By Patricia | March 25, 2009
How To Practice Dream Yoga

What Is Dream Yoga

Simply stated, Dream Yoga is the effort to awaken your consciousness in the dream state. It consists of certain practices to control your Pranas (vital energies) through the sheer force of conscious intent. Of these two, controlling your Pranas (vital energies) is considered more important. To attain this faculty, you will first have to learn to hold the clear light of sleep and, when you awaken, be able to direct your Pranas (vital energies) into the Sushumna Nadi (central channel) running through the center of your spine. Just as in Kundalini Yoga, the attempt here, too, is to carry your vital energies up the central channel.

Dream Yoga is derived from the tradition of the Tibetan Naropa, Tilopa, Milarepa and Marpa schools, even though another tradition called Niguma is said to include Dream Yoga in its syllabus. While a lot of people know that the word Yoga is derived from the Sanskrit root “yujir yoge,” meaning to yoke, to unite, or to put together, very few people know that the Latin root of the word religion is “religio” which also means to bind together. Both seek the same thing; the union of individual consciousness with Cosmic Consciousness, its source. But, this can only happen when the individual consciousness is fully awakened and cleansed of all impurities.

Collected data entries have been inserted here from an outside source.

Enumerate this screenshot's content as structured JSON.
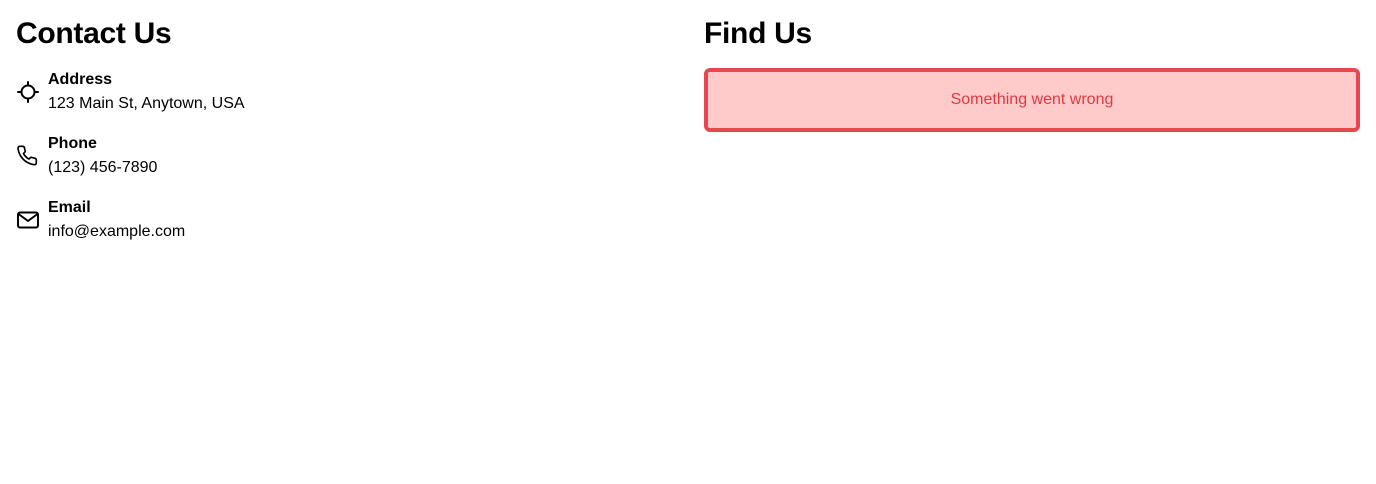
{
  "contact": {
    "title": "Contact Us",
    "items": [
      {
        "icon": "crosshair-icon",
        "label": "Address",
        "value": "123 Main St, Anytown, USA"
      },
      {
        "icon": "phone-icon",
        "label": "Phone",
        "value": "(123) 456-7890"
      },
      {
        "icon": "mail-icon",
        "label": "Email",
        "value": "info@example.com"
      }
    ]
  },
  "find": {
    "title": "Find Us",
    "error_message": "Something went wrong"
  },
  "colors": {
    "error_border": "#e5484d",
    "error_background": "#ffcaca",
    "error_text": "#dc3b41"
  }
}
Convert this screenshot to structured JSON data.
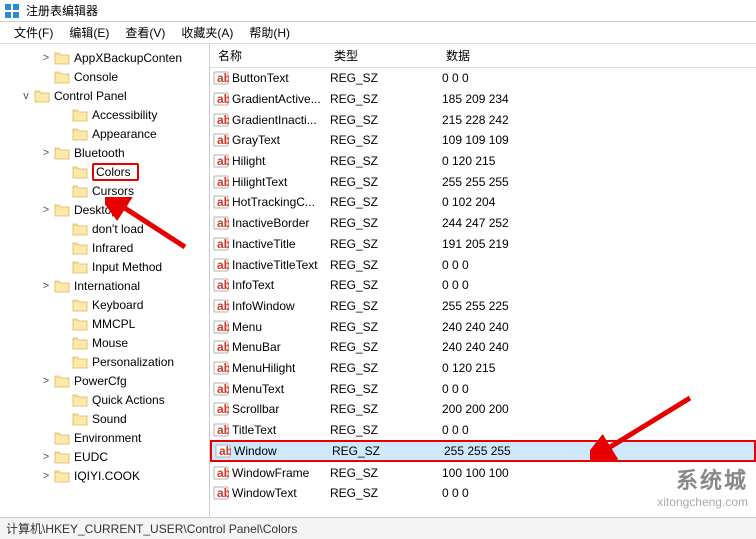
{
  "title": "注册表编辑器",
  "menu": {
    "file": "文件(F)",
    "edit": "编辑(E)",
    "view": "查看(V)",
    "favorites": "收藏夹(A)",
    "help": "帮助(H)"
  },
  "tree": [
    {
      "indent": 38,
      "exp": ">",
      "label": "AppXBackupConten"
    },
    {
      "indent": 38,
      "exp": "",
      "label": "Console"
    },
    {
      "indent": 18,
      "exp": "v",
      "label": "Control Panel"
    },
    {
      "indent": 56,
      "exp": "",
      "label": "Accessibility"
    },
    {
      "indent": 56,
      "exp": "",
      "label": "Appearance"
    },
    {
      "indent": 38,
      "exp": ">",
      "label": "Bluetooth"
    },
    {
      "indent": 56,
      "exp": "",
      "label": "Colors",
      "selected": true
    },
    {
      "indent": 56,
      "exp": "",
      "label": "Cursors"
    },
    {
      "indent": 38,
      "exp": ">",
      "label": "Desktop"
    },
    {
      "indent": 56,
      "exp": "",
      "label": "don't load"
    },
    {
      "indent": 56,
      "exp": "",
      "label": "Infrared"
    },
    {
      "indent": 56,
      "exp": "",
      "label": "Input Method"
    },
    {
      "indent": 38,
      "exp": ">",
      "label": "International"
    },
    {
      "indent": 56,
      "exp": "",
      "label": "Keyboard"
    },
    {
      "indent": 56,
      "exp": "",
      "label": "MMCPL"
    },
    {
      "indent": 56,
      "exp": "",
      "label": "Mouse"
    },
    {
      "indent": 56,
      "exp": "",
      "label": "Personalization"
    },
    {
      "indent": 38,
      "exp": ">",
      "label": "PowerCfg"
    },
    {
      "indent": 56,
      "exp": "",
      "label": "Quick Actions"
    },
    {
      "indent": 56,
      "exp": "",
      "label": "Sound"
    },
    {
      "indent": 38,
      "exp": "",
      "label": "Environment"
    },
    {
      "indent": 38,
      "exp": ">",
      "label": "EUDC"
    },
    {
      "indent": 38,
      "exp": ">",
      "label": "IQIYI.COOK"
    }
  ],
  "columns": {
    "name": "名称",
    "type": "类型",
    "data": "数据"
  },
  "values": [
    {
      "name": "ButtonText",
      "type": "REG_SZ",
      "data": "0 0 0"
    },
    {
      "name": "GradientActive...",
      "type": "REG_SZ",
      "data": "185 209 234"
    },
    {
      "name": "GradientInacti...",
      "type": "REG_SZ",
      "data": "215 228 242"
    },
    {
      "name": "GrayText",
      "type": "REG_SZ",
      "data": "109 109 109"
    },
    {
      "name": "Hilight",
      "type": "REG_SZ",
      "data": "0 120 215"
    },
    {
      "name": "HilightText",
      "type": "REG_SZ",
      "data": "255 255 255"
    },
    {
      "name": "HotTrackingC...",
      "type": "REG_SZ",
      "data": "0 102 204"
    },
    {
      "name": "InactiveBorder",
      "type": "REG_SZ",
      "data": "244 247 252"
    },
    {
      "name": "InactiveTitle",
      "type": "REG_SZ",
      "data": "191 205 219"
    },
    {
      "name": "InactiveTitleText",
      "type": "REG_SZ",
      "data": "0 0 0"
    },
    {
      "name": "InfoText",
      "type": "REG_SZ",
      "data": "0 0 0"
    },
    {
      "name": "InfoWindow",
      "type": "REG_SZ",
      "data": "255 255 225"
    },
    {
      "name": "Menu",
      "type": "REG_SZ",
      "data": "240 240 240"
    },
    {
      "name": "MenuBar",
      "type": "REG_SZ",
      "data": "240 240 240"
    },
    {
      "name": "MenuHilight",
      "type": "REG_SZ",
      "data": "0 120 215"
    },
    {
      "name": "MenuText",
      "type": "REG_SZ",
      "data": "0 0 0"
    },
    {
      "name": "Scrollbar",
      "type": "REG_SZ",
      "data": "200 200 200"
    },
    {
      "name": "TitleText",
      "type": "REG_SZ",
      "data": "0 0 0"
    },
    {
      "name": "Window",
      "type": "REG_SZ",
      "data": "255 255 255",
      "selected": true
    },
    {
      "name": "WindowFrame",
      "type": "REG_SZ",
      "data": "100 100 100"
    },
    {
      "name": "WindowText",
      "type": "REG_SZ",
      "data": "0 0 0"
    }
  ],
  "status_path": "计算机\\HKEY_CURRENT_USER\\Control Panel\\Colors",
  "watermark": {
    "brand": "系统城",
    "url": "xitongcheng.com"
  }
}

Tibetan Buddhism has maintained the Yogic tradition of Tilopa, for several centuries. It consists of a series of teachings of which Dream Yoga happens to be an intricate crucial and inseparable part. The Yogic tradition of Tilopa in general and Dream Yoga, in particular, has been taught and practiced by all Dalai Lamas for generations. In fact, even certain great teachers like Milarepa and Tsongkhapa are named in the line of Dream Yoga masters. A lot of this is contained in Tibetan scriptures dating back to ancient times.

Practice

Dream Yoga aims to harness the power of our dream state and make use of it to awaken our consciousness. It postulates that if you practice Yoga –with greater focus on the mental and emotional aspects – regularly and devotedly, you start dreaming about you start dreaming about them even while asleep. Similarly, if you practice Maya (illusory body) Yoga you start dreaming about it, too. There is a great resemblance between Dream Yoga and Maya (illusory body) Yoga. The more you consider the world and your body as illusory, the more dreams you tend to have. We start considering them as dreams, rather than mistake them for real. There is, in fact, much you can achieve in dreams that you are unable to achieve while awake.